Tianjin Medical Journal ›› 2024, Vol. 52 ›› Issue (7): 748-754.doi: 10.11958/20231602

• Clinical Research • Previous Articles     Next Articles

Construction and validation of a risk prediction model for bronchopulmonary dysplasia based on early platelet-related parameters

XUE Yuheng(), MAO Ning, LIU Wenqiang, YANG Qianqian, XU Yan, WANG Jun()   

  1. Department of Neonatology, the Affliated Hospital of Xuzhou Medical University, Xuzhou 221000, China
  • Received:2023-10-25 Revised:2023-12-26 Published:2024-07-15 Online:2024-07-11
  • Contact: E-mail:664586331@qq.com

Abstract:

Objective To develop and validate a risk prediction model based on early platelet-related parameters for bronchopulmonary dysplasia (BPD) in neonates admitted to the neonatal intensive care unit (NICU), and to facilitate early identification and intervention in high-risk populations. Methods Clinical data of 291 preterm infants with a gestational age (GA) ≤32 weeks or a birth weight (BW) <1 500 g, admitted to the NICU, were retrospectively analyzed. Out of these, 214 cases were selected as the modeling group. This group was further categorized into the BPD group (n=76) and the non-BPD group (n=138), based on whether they required oxygen therapy at 28 days post-birth. Perinatal data, platelet-related parameters and other indicators between the two groups.

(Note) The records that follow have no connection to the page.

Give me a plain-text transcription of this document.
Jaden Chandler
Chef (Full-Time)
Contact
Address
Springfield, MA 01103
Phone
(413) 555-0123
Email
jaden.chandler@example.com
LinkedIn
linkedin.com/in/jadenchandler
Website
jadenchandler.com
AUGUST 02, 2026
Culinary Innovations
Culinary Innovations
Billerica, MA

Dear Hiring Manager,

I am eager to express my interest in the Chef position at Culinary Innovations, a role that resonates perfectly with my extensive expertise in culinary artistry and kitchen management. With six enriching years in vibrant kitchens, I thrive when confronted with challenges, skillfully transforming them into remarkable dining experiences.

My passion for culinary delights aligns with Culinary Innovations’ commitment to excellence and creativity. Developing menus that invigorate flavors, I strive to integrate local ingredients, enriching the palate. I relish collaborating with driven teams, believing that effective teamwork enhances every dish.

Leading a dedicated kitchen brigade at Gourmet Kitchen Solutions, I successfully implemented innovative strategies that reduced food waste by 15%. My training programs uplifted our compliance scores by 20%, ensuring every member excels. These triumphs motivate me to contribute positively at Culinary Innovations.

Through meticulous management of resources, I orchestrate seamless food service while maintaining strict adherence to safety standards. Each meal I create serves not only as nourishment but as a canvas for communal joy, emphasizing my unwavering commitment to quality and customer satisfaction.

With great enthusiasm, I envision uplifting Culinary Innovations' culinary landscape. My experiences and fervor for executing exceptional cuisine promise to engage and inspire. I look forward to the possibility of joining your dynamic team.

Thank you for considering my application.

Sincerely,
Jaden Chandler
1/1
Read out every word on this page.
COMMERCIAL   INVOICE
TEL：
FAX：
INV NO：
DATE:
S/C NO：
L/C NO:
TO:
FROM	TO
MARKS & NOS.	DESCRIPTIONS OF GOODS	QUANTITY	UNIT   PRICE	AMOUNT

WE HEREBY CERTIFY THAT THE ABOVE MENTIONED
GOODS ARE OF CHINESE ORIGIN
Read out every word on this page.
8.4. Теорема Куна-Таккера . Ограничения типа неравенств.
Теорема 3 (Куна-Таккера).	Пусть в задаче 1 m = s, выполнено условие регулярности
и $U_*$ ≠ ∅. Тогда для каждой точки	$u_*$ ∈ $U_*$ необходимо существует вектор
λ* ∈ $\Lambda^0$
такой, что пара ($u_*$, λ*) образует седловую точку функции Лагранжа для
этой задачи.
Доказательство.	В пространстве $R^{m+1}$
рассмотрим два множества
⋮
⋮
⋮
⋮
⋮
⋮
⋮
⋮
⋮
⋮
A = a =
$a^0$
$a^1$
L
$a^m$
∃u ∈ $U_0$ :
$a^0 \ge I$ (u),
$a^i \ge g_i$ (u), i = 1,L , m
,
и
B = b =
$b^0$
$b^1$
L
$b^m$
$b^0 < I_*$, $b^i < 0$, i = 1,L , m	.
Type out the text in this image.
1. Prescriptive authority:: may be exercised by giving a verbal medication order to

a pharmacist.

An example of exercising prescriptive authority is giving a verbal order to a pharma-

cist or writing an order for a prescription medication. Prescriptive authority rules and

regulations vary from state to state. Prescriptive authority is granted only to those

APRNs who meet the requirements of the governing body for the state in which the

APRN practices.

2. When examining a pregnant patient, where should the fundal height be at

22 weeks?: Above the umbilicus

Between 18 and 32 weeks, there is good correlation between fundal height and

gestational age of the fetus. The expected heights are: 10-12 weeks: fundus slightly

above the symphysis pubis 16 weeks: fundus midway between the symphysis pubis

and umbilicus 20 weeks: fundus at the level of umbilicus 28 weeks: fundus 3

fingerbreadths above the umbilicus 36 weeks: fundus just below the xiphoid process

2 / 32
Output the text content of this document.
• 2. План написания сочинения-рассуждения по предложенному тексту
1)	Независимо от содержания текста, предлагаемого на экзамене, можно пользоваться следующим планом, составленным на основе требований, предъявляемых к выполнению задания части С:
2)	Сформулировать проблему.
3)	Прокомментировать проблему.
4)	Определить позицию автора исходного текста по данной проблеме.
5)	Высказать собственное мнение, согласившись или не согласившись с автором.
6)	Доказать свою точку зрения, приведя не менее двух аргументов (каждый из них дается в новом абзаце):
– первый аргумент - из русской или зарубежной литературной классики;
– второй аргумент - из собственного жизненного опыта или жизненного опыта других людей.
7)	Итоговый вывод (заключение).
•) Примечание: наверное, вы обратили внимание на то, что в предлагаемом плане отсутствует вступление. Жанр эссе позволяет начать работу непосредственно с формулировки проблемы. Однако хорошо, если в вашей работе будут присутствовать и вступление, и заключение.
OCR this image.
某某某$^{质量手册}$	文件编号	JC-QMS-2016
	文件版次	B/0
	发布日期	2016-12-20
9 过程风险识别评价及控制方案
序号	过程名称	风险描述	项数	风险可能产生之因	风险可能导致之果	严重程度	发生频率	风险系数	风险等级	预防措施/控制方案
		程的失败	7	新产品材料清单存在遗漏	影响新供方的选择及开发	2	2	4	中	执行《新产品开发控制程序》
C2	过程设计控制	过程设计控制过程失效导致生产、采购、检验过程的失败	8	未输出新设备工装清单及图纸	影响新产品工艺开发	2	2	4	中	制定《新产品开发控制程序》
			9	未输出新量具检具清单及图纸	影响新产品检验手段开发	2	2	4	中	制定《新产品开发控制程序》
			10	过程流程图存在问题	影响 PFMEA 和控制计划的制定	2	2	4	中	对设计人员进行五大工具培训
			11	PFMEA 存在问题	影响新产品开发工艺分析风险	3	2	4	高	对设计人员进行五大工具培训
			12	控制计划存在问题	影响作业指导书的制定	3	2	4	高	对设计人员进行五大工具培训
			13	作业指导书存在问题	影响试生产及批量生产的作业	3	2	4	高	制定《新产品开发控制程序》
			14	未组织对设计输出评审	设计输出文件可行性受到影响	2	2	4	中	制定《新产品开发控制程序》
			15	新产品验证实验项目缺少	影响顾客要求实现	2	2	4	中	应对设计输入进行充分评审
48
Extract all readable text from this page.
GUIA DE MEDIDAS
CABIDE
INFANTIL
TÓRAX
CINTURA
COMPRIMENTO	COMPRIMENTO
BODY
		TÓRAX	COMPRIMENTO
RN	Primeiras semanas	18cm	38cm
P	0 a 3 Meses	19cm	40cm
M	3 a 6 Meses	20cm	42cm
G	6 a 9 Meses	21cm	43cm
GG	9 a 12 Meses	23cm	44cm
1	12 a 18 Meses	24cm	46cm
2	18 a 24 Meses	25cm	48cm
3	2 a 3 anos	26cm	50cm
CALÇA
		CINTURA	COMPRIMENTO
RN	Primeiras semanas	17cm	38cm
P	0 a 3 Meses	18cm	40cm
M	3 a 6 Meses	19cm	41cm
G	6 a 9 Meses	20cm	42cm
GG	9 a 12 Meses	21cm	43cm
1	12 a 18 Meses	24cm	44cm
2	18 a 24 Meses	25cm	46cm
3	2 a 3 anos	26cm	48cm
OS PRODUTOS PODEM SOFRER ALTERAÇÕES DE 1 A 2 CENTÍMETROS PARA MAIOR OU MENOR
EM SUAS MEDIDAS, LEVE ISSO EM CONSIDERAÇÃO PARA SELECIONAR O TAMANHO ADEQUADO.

Univariate and multivariate Logistic regression analyses were conducted to identify BPD risk factors, followed by the construction of a nomogram. An additional cohort of 105 preterm infants with GA≤32 weeks or BW<1 500 g, were used to validate the model. This cohort was divided into the BPD group (n=43) and the non-BPD (n=62) group. Receiver operating characteristic (ROC) curve and calibration curve were used to internally verify the efficiency of the prediction model. Results The Logistic regression analysis identified GA, BW, Apgar score at 5 minutes≤7, invasive ventilation, platelet count (PLT) and mean platelet volume (MPV) as significant factors in the model (P<0.05). The constructed nomogram was formulated using R language, and the areas under the ROC curve (AUC) for the three models were 0.908, 0.931 and 0.918, respectively (P<0.05). The verification group was verified by Bootstrap. The calibration curve showed a good fit. The internal validation AUC values of the three models were 0.877, 0.890 and 0.886, respectively. Conclusion GA, BW, invasive ventilation, Apgar score at 5 minutes≤7, MPV and PLT are key risk factors for BPD onset. The risk prediction model based on these indicators can effectively predict BPD, providing clinicians with a valuable tool for early detection and intervention in the development of BPD.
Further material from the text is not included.